Emincer, fleurer, sabler, abaisser une pâte ou crever le riz… Cent mots. Cent gestes culinaires que les futurs cuisiniers vont devoir apprendre dans une langue qui n’est pas la leur. Un traiteur solidaire, les Cuistots migrateurs, vient d'inaugurer une école ouverte aux réfugiés.
Hiba, Qadarkhan, Lobsang... Ils sont dix à faire partie de la toute première promotion pilote de l’école de cuisine des Cuistots Migrateurs, un traiteur solidaire. Ils viennent d’Afghanistan, de Libye ou du Soudan et tous, ont le statut de réfugié.
Au programme de ce cinquième jour de formation sous la houlette du Chef Fabrice Corbonnois : soupe à l’orge perlée, tourin, flan de courgettes sautées, une tarte tatin au boudin. “A tomber !”, sourit le Chef formateur.
L’idée a germé dans la tête des deux fondateurs des Cuistots migrateurs, Sébastien Prunier et Louis Jacquot, qui envisagent la cuisine comme facteur d’insertion pour les réfugiés et d’ouverture aux autres cultures. Avec cette école, ils ont voulu renforcer le caractère social de leur entreprise de traiteur fondée en 2016 qui emploie des réfugiés et valorise la cuisine venue d'ailleurs.
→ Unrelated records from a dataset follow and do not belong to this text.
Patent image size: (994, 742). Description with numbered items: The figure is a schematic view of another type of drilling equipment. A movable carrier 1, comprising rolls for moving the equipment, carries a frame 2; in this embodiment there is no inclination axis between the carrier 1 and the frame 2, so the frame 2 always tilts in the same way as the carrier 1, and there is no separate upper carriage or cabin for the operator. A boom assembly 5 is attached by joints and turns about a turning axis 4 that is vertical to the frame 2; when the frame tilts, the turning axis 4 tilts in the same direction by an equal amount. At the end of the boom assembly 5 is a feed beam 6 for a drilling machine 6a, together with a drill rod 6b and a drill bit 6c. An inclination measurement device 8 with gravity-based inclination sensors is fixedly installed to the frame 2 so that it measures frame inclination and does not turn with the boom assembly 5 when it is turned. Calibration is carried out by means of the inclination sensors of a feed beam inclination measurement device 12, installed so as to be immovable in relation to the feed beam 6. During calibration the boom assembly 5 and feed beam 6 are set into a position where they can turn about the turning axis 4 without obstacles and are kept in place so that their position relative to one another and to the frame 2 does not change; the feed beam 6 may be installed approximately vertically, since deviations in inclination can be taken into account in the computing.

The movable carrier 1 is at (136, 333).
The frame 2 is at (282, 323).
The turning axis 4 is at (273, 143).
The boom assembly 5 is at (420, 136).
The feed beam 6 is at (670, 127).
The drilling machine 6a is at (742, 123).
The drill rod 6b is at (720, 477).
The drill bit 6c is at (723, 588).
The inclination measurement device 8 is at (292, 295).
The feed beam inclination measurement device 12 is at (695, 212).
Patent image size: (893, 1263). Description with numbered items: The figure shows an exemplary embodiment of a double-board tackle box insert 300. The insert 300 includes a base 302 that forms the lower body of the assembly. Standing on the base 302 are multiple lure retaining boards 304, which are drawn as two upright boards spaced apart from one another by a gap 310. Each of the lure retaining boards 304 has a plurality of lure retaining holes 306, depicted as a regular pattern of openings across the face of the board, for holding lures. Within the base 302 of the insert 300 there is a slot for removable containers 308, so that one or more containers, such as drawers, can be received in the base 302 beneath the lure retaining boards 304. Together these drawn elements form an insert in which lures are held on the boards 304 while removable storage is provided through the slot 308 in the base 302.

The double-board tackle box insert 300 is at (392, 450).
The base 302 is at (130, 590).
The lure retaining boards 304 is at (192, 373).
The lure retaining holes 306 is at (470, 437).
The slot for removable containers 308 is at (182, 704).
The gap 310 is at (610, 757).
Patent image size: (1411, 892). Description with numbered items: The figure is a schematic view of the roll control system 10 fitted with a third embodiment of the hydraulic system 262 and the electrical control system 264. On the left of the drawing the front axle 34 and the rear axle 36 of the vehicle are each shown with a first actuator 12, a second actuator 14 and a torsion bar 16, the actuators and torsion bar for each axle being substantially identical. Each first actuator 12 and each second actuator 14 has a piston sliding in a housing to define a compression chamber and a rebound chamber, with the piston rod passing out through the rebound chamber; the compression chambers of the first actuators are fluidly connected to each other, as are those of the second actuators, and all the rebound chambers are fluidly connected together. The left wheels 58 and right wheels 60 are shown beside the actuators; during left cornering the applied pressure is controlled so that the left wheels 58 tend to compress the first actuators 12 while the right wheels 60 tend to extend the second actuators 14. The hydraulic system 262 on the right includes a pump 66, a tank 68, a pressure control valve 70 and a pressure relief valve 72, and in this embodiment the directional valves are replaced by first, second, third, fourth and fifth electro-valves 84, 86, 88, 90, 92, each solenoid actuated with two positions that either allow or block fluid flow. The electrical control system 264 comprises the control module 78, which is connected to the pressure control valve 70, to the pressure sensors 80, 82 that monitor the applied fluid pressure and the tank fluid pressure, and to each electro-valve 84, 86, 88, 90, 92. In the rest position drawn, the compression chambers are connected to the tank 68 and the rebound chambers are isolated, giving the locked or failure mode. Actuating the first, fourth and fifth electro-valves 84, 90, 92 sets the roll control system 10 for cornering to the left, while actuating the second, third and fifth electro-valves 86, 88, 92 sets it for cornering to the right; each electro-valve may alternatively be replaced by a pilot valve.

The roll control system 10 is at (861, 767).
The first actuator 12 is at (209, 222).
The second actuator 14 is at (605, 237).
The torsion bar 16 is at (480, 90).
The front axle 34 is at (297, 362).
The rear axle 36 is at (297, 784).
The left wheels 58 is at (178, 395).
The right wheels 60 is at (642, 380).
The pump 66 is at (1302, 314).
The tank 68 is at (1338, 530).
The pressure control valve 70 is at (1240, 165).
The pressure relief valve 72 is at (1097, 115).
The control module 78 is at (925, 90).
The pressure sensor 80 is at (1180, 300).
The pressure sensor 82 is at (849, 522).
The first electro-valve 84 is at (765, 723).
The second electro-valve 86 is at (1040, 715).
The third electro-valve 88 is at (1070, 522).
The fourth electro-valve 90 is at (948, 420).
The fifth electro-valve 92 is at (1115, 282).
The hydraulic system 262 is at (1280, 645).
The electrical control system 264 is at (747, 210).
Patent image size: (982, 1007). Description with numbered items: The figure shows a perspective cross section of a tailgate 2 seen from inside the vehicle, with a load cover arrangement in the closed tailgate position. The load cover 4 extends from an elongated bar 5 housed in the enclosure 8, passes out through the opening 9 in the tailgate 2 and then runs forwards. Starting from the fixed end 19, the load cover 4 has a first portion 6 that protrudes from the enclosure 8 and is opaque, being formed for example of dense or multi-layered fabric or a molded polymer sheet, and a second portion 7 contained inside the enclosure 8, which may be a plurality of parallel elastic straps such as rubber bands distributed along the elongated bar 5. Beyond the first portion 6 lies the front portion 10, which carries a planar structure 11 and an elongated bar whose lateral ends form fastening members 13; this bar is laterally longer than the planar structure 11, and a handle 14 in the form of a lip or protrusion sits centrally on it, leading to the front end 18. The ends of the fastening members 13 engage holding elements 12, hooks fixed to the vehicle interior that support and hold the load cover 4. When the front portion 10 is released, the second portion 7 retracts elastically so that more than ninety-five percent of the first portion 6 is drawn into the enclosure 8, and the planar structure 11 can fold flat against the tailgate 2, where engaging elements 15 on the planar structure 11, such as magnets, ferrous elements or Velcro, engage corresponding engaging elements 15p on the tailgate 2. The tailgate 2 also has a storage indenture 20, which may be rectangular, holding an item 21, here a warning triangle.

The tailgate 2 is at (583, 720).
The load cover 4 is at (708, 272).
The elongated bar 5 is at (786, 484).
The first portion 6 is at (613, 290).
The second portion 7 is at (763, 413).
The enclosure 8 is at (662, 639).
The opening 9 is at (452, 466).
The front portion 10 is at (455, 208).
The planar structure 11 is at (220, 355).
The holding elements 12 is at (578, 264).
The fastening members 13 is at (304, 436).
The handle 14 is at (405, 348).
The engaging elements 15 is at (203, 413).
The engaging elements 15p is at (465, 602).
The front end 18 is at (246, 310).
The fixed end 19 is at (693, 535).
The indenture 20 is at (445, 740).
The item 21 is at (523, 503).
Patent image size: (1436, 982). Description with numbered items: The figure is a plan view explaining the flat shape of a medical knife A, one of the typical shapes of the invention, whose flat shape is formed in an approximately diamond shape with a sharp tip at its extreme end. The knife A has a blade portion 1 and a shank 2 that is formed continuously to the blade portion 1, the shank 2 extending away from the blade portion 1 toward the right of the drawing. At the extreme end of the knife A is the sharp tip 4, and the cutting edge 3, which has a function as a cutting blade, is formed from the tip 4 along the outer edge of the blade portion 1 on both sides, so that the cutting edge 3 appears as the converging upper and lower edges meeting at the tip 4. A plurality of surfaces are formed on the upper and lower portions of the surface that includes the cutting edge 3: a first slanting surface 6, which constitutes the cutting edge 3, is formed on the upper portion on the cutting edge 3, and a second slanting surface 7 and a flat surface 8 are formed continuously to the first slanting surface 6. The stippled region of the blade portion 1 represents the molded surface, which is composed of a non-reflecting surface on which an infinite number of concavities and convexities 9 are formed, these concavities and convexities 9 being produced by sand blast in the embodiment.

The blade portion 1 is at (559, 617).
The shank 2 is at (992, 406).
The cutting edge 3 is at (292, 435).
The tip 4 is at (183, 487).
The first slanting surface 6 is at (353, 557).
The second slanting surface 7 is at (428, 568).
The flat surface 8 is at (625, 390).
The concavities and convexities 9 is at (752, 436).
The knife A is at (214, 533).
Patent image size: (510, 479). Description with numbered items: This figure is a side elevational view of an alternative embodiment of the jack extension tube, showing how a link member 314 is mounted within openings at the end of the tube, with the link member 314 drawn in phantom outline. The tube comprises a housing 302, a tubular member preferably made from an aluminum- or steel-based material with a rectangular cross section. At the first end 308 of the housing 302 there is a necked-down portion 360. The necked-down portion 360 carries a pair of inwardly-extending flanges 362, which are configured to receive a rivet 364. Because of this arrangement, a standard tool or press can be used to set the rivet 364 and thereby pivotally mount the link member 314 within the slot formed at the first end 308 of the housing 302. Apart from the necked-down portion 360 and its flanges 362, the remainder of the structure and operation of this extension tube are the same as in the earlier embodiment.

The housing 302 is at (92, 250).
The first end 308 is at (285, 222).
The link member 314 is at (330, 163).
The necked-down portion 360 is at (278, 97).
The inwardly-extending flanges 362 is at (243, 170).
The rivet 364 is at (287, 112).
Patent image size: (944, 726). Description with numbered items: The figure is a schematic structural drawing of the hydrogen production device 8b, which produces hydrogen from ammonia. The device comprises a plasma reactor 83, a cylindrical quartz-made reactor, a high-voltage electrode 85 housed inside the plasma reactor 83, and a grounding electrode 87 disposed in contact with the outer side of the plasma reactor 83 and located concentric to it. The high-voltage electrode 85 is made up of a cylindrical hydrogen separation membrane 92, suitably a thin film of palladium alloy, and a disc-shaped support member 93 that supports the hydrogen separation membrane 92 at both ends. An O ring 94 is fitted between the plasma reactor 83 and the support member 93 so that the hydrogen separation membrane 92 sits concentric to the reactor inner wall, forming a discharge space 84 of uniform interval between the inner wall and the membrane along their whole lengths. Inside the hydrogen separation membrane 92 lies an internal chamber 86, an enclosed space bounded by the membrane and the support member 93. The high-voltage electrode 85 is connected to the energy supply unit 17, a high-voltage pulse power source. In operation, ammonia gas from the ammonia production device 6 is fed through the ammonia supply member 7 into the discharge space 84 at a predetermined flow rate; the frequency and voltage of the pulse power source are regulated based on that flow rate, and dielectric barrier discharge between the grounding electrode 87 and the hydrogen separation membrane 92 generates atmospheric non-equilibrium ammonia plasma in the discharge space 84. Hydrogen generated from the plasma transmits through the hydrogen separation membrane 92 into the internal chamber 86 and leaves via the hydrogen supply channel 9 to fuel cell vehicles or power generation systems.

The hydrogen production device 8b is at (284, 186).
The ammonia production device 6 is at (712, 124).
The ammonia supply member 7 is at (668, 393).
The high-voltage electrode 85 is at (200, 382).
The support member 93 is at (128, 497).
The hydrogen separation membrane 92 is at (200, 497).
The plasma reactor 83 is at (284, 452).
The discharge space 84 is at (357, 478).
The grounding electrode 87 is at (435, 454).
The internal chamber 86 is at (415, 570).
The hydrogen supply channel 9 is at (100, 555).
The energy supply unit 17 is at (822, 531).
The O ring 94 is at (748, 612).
La formation ouverte aux réfugiés dure 4 mois. Elle commence par 180 heures de Français, principal obstacle pour trouver un emploi. "Il y a tout un travail qui est fait pour comprendre les instructions qui sont données en cuisine", explique Imaad Ali, le Responsable pédagogique de l'école des Cuistots migrateurs.
La partie pratique se déroule à l’Institut culinaire de Paris dans l’est parisien. Après avoir été initiés à la langue Française, les apprentis cuistots se consacrent à travailler leurs papilles. Ils bénéficient de 400 heures de cours de cuisine. Ils y apprennent les principales techniques culinaires en préparant eux même leur repas qu'ils partagent ensuite ensemble chaque midi. Le cursus se poursuit avec un stage en entreprise dans un restaurant partenaire et se terminera par un examen pour obtenir le certificat de qualification professionnelle de commis de cuisine, un diplôme reconnu par la profession.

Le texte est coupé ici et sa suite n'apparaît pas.